Leamington was close at hand, with its Royal Pump Rooms, swimming-baths and gardens, its villas and crescents and bath-chairs and parades, its roll of illustrious invalids who have drunk of its mineral waters; but we would not turn aside for Leamington. Dr. Parr's church at Hatton could not detain us, nor other churches and mansions of renown, nor the footsteps of the worthies of the Gunpowder Plot, nor Edge Hill where Charles I met the Parliamentarians in the first battle of the Civil War, nor the park of Redway Grange in which Fielding wrote—and laughed as he wrote—a portion of "Tom Jones," nor the Red Horse cut in turf, nor any other of the many attractions of a neighbourhood so crowded with memorials of stirring life. Our thoughts were all of Shakespeare now; our goal was Stratford-on-Avon.

Should we drive by the right bank of the river, or the left? The choice lay between Snitterfield and Charlecote Park. In Snitterfield, a village four miles to the north of Stratford, the poet's paternal grandsire, Richard Shakespeare, wore out a quiet yeoman life, tilling the farm that he rented from Robert Arden of Wilmcote, father of the poet's mother. There must have been a strain of something better than audacity in the tenant's son to win him the hand of Mary Arden. Henry Shakespeare, the poet's uncle, died at Snitterfield in 1596, when the quick scion of that slow blood was in the first fever of his London successes. But we chose the left-hand road and Charlecote Park. For a while the sunny Avon, silver-flecked with such swans as Shakespeare and Ben Jonson may have smiled upon together, bore us blithe company; then we passed under the shadow of oaks with "antique root" out-peeping, and of more

"moss'd trees
That have outliv'd the eagle."

Before the Forest of Arden was cut away for the use of the Droitwich salt-boilers and other Vandals, the land was so thickly wooded that tradition says a squirrel might have skipped from bough to bough across the county, without once touching the ground. Now it is rich glebe and tillage.
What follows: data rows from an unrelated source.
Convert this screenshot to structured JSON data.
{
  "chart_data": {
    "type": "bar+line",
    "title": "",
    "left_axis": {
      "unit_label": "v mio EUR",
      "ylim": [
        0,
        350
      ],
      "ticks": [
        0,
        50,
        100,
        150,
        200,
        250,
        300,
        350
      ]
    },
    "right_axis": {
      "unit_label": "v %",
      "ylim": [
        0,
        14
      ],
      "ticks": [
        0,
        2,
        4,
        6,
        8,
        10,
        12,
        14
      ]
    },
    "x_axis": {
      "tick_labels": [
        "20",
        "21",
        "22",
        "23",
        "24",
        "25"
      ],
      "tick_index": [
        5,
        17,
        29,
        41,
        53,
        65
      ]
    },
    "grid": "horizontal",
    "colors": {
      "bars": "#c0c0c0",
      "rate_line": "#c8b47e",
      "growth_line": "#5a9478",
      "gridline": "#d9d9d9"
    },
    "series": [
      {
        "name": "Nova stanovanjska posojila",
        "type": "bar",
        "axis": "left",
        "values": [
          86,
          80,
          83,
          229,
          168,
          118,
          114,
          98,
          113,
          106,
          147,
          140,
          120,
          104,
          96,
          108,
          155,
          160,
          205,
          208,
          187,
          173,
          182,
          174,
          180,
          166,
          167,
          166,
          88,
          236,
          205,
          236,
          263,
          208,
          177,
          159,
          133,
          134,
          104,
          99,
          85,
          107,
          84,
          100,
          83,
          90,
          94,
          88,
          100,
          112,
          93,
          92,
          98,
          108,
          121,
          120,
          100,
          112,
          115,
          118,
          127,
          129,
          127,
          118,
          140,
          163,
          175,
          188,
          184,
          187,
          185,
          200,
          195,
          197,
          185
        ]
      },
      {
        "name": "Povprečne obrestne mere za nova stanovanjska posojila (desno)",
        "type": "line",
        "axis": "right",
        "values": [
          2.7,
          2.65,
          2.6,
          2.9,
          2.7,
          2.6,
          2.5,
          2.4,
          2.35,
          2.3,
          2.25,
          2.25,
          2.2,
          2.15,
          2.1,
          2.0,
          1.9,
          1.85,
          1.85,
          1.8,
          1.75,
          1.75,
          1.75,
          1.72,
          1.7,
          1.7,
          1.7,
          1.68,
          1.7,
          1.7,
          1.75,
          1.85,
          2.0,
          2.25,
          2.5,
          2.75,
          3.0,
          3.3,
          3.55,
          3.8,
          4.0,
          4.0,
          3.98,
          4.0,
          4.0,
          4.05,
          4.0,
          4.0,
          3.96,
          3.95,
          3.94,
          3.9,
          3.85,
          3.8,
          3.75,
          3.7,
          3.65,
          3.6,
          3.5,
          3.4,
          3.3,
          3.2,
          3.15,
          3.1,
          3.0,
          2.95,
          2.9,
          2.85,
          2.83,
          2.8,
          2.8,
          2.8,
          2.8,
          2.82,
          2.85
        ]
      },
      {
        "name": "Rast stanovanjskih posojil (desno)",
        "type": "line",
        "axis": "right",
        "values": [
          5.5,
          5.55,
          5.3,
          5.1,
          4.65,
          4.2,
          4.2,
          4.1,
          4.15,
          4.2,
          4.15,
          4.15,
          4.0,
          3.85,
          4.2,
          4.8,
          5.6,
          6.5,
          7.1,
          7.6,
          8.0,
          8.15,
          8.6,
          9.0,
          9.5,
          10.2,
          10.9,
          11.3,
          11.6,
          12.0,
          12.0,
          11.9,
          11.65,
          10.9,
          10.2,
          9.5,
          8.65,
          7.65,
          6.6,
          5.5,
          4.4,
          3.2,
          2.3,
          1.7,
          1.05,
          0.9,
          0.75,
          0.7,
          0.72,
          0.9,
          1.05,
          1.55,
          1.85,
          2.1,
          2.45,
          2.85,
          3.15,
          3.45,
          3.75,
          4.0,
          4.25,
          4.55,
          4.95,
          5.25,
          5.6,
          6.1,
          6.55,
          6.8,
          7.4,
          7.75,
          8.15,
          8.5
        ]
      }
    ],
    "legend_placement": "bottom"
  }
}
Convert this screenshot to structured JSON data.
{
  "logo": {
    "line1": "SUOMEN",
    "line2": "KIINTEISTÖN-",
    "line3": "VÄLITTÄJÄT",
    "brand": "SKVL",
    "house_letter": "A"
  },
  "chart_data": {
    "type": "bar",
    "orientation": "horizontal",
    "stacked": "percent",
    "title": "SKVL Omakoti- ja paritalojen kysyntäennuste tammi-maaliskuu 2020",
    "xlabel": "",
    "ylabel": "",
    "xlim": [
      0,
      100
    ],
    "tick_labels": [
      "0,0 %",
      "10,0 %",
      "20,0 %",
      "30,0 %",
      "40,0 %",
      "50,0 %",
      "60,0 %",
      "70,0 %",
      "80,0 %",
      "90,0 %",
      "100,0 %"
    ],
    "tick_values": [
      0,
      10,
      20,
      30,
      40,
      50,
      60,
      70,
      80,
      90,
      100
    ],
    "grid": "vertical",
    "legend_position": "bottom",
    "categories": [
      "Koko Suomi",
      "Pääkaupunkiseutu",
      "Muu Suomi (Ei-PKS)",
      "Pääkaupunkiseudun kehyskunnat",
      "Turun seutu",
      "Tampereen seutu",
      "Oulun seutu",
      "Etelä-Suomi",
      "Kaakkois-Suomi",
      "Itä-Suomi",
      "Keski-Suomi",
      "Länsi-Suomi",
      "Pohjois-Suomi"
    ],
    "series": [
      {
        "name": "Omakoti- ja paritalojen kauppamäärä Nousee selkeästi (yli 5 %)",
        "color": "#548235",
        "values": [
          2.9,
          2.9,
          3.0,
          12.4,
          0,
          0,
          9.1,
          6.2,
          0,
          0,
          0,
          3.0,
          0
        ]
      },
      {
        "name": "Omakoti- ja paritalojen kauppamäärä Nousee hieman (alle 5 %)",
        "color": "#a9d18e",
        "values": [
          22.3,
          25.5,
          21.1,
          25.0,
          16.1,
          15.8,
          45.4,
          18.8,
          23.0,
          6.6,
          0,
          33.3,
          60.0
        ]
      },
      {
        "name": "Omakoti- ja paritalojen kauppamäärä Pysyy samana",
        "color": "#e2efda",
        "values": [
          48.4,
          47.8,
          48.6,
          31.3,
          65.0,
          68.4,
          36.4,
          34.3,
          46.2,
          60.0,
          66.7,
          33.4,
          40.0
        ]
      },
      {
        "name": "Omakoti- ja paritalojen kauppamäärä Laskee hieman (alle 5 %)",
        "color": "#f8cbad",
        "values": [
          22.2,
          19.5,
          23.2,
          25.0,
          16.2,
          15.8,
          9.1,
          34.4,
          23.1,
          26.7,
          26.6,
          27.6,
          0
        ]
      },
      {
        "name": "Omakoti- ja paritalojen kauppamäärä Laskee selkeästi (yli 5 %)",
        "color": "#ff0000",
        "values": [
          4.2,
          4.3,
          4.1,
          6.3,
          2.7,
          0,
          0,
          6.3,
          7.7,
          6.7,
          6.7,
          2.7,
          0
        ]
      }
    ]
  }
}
We skirted the broad acres of Charlecote Park and viewed its "native burghers," the deer, but were loth to believe that Shakespeare, even in his heyday of youthful riot, would have "let the law go whistle" for the sake of "a hot venison-pasty to dinner." Yet it is like enough that there was no love lost between the Shakespeares and the Lucys, a family who have held the manor since the twelfth century and, in their Elizabethan representative, laid themselves open to the suspicion of pompous bearing and deficient sense of humour. The luces, or pikes, in their coat of arms, the pun-loving tongue of a "most acute juvenal" could hardly have resisted. "The dozen white louses do become an old coat well." Sir Thomas Lucy entertained Queen Elizabeth in 1572, and if the boys from Stratford Grammar School were not in evidence at the Park Gates on her arrival, it must have been because Holofernes was drilling them for a show of the Nine Worthies later on.

In the fields about the town the pea-pickers, an autumn feature of this neighbourhood, were already at work. They held our eyes for a little and, when we looked forward again, there by the river rose the spire of Holy Trinity, keeping its faithful watch and ward. We clattered over the old stone bridge of fourteen arches and there we were, between the staring rows of tourist shops, all dealing in Shakespeare commercialised. His likeness, his name, his plays are pressed into every huckster's service. The windows fairly bristle with busts of Shakespeare of all sizes and half a dozen colours; with models of the Henley Street house, ranging in price, with varying magnitude and material, from pennies to pounds; with editions of his works, from miniature copies to colossal; with photographs, postal-cards, etchings, sketches; with rubbings of his tombstone inscription; with birthday books and wall texts, and with all sorts of articles, paper-cutters, match-boxes, pencil-trays, I dare say bootjacks, stamped with verse or phrase of his. This poet-barter is only a fraction of Shakespeare's endowment of his native town. Innkeepers, porters, drivers, guides, custodians are maintained by him. Sir Thomas Lucy never dreamed of such a retinue. Hardly did Warwick the King-maker support so great a household. He is not only Stratford's pride, but its prosperity, and the welfare of the descendants of Shakespeare's neighbours is not a matter for the stranger to deplore. Nevertheless, we hunted up lodgings, drank bad tea at one of the Shakespeare Tea Rooms, and were out of those greedy streets as quickly as possible on a stroll across the old ridged fields to Shottery.